Dans l’espèce soumise à la Cour d’appel de Paris[1], un photographe reprochait à une société tierce d’avoir réutilisé un cliché en prise de vue aérienne représentant un paysage côtier situé en Nouvelle-Calédonie. Ce reproche n’avait été fondé, en vain, que sur le seul terrain du droit d’auteur en première instance. Le photographe tenta alors en appel de solliciter, à titre subsidiaire, la condamnation de la société sur le fondement complémentaire du parasitisme.

Or, et conformément aux articles 564 et 565 du Code de procédure civile, toute demande nouvelle en cause d’appel doit être déclarée irrecevable, et donc écartée, ce même d’office. Une prétention ne saurait être considérée comme nouvelle si elle tend aux mêmes fins que les prétentions soumises au premier juge, même si le fondement juridique mobilisé est différent.

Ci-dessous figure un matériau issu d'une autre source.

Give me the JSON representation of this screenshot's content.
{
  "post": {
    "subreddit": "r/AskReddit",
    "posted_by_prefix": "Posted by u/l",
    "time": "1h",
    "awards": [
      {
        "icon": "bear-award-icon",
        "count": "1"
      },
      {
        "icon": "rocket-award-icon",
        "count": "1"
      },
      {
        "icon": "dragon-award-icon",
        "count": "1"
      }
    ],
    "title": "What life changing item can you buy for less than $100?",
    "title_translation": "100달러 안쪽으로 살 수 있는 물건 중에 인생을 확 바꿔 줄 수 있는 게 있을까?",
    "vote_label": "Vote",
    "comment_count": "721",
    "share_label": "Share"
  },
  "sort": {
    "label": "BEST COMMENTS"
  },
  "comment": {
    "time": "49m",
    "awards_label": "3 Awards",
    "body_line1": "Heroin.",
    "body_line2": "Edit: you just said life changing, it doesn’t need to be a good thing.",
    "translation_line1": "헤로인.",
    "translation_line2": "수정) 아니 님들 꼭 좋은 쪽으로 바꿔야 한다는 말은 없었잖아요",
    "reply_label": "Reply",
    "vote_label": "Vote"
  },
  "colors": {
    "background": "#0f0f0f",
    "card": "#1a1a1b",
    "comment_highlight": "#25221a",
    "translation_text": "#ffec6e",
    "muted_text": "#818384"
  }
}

Mais pour la Cour d’appel de Paris, « l'action en contrefaçon vise à sanctionner l'atteinte à un droit privatif alors que l'action en concurrence déloyale repose sur l'existence d'une faute au sens de l'article 1240 du code civil ». Dès lors, la demande additionnelle, relative à des agissements parasitaires qui auraient eu pour effet de causer un préjudice au photographe, présentée pour la première fois en appel ne tend pas aux mêmes fins que la demande en contrefaçon de droit d'auteur formée devant les premiers juges et est donc nouvelle. La décision rendue le 2 novembre 2022 écarte alors logiquement, et ici d’office, cette demande. En effet, ces nouvelles demandes en cause d’appel n’étaient « pas davantage l'accessoire, la conséquence ou le complément nécessaire des demandes formulées en première instance et ne sont pas liées à la survenance ou la révélation d'un fait nouveau ».

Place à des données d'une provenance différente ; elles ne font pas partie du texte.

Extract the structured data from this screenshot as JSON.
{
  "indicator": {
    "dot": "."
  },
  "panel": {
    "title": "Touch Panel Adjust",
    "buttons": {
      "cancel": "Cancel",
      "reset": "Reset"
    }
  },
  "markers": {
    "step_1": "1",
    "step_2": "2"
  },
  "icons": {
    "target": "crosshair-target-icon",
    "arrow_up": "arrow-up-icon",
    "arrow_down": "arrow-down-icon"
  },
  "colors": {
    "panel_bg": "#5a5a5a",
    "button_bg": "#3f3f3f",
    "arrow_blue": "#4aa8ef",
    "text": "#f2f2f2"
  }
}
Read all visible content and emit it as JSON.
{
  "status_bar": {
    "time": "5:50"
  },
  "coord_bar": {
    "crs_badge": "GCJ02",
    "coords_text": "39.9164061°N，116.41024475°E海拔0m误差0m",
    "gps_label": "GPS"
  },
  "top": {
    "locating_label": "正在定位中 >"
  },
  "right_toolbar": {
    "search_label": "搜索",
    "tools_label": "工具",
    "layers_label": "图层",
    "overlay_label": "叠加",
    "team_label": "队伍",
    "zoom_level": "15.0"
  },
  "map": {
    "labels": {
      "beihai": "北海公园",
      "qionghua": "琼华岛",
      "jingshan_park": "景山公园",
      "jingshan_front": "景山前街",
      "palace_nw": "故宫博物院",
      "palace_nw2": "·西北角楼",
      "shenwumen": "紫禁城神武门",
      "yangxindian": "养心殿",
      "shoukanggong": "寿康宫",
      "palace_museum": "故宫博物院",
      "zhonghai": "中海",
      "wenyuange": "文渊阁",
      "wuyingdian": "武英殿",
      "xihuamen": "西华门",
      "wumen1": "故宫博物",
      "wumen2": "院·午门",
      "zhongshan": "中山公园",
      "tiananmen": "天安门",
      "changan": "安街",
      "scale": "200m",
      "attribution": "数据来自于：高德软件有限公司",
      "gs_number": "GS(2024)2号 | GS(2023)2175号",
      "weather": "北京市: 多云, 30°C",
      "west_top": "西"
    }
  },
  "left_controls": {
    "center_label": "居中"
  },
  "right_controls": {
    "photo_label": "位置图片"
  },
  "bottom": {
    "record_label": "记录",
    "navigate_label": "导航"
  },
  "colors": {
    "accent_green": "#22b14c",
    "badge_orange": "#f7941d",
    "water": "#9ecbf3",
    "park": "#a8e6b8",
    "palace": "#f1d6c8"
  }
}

La problématique de l’éventuelle identité ou différence de fins des actions en contrefaçon et en concurrence déloyale, et corrélativement de la recevabilité en appel de l'une, lorsque l'autre a été seule invoquée en première instance n’est aucunement inédite. Et la Cour de cassation a eu régulièrement à se prononcer sur cette problématique en raison d’une réticence de certains juges du fond. Pour autant, il est dorénavant bien établi que la demande fondée seulement sur la contrefaçon en première instance ne comprend pas, même de manière implicite, le grief de concurrence déloyale[2]. De la même manière, la demande fondée seulement sur l’action en concurrence déloyale ne comprend pas, même de manière implicite, le grief de l'action en contrefaçon[3]. En effet, et comme a pu le retenir la Cour d’appel de Versailles le 22 mars 2022, l’action menée au titre du parasitisme ne saurait être considérée comme une action de « repli », dans la mesure où celle-ci poursuit un intérêt distinct de celui de la contrefaçon. Et c’est bien pour une telle raison que des mêmes faits ne peuvent être sanctionnés à la fois sur le terrain de la contrefaçon et sur celui de la concurrence déloyale.

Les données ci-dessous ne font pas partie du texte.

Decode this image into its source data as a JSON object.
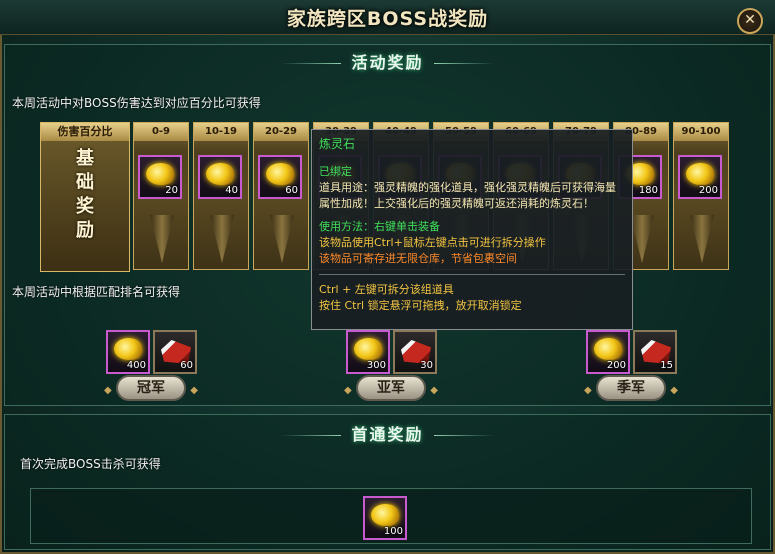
{
  "window": {
    "title": "家族跨区BOSS战奖励",
    "close_icon": "close-icon"
  },
  "activity": {
    "section_title": "活动奖励",
    "damage_desc": "本周活动中对BOSS伤害达到对应百分比可获得",
    "header_label": "伤害百分比",
    "base_label": "基础奖励",
    "columns": [
      {
        "range": "0-9",
        "count": "20"
      },
      {
        "range": "10-19",
        "count": "40"
      },
      {
        "range": "20-29",
        "count": "60"
      },
      {
        "range": "30-39",
        "count": ""
      },
      {
        "range": "40-49",
        "count": ""
      },
      {
        "range": "50-59",
        "count": ""
      },
      {
        "range": "60-69",
        "count": ""
      },
      {
        "range": "70-79",
        "count": ""
      },
      {
        "range": "80-89",
        "count": "180"
      },
      {
        "range": "90-100",
        "count": "200"
      }
    ],
    "rank_desc": "本周活动中根据匹配排名可获得",
    "ranks": [
      {
        "label": "冠军",
        "gold": "400",
        "shoe": "60"
      },
      {
        "label": "亚军",
        "gold": "300",
        "shoe": "30"
      },
      {
        "label": "季军",
        "gold": "200",
        "shoe": "15"
      }
    ]
  },
  "first_kill": {
    "section_title": "首通奖励",
    "desc": "首次完成BOSS击杀可获得",
    "gold": "100"
  },
  "tooltip": {
    "name": "炼灵石",
    "bound": "已绑定",
    "use": "道具用途：强灵精魄的强化道具，强化强灵精魄后可获得海量属性加成！上交强化后的强灵精魄可返还消耗的炼灵石！",
    "how": "使用方法：右键单击装备",
    "split": "该物品使用Ctrl+鼠标左键点击可进行拆分操作",
    "store": "该物品可寄存进无限仓库，节省包裹空间",
    "hint1": "Ctrl + 左键可拆分该组道具",
    "hint2": "按住 Ctrl 锁定悬浮可拖拽，放开取消锁定"
  },
  "colors": {
    "gold": "#f2c616",
    "border_purple": "#c85ad0",
    "accent_green": "#3fe05a"
  }
}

Débouté sur le volet de la contrefaçon de son action, le photographe ne put ainsi tenter de faire condamner la société ayant repris en couverture de son magazine la photographie litigieuse sur le fondement du parasitisme, fondement pourtant souvent d’un grand secours.

Un article écrit par Me Alexis Fournol, Avocat à la Cour et Associé du Cabinet.   

Dans le cadre de son activité dédiée au droit de l'art et du marché de l'art, le Cabinet assiste régulièrement les artistes confrontés à des problématiques attachées à la reprise non-autorisée de leurs œuvres, que ce soit sur le terrain du droit d’auteur ou sur celui du parasitisme.

[1] CA Paris, pôle 5, ch. 1, 2 nov. 2022, RG no 20/10036.

[2] Cass. com., 4 janv. 1984, Bull. civ. IV, no 8.

[3] Cass. com., 10 juill. 2012, no 11-20.325.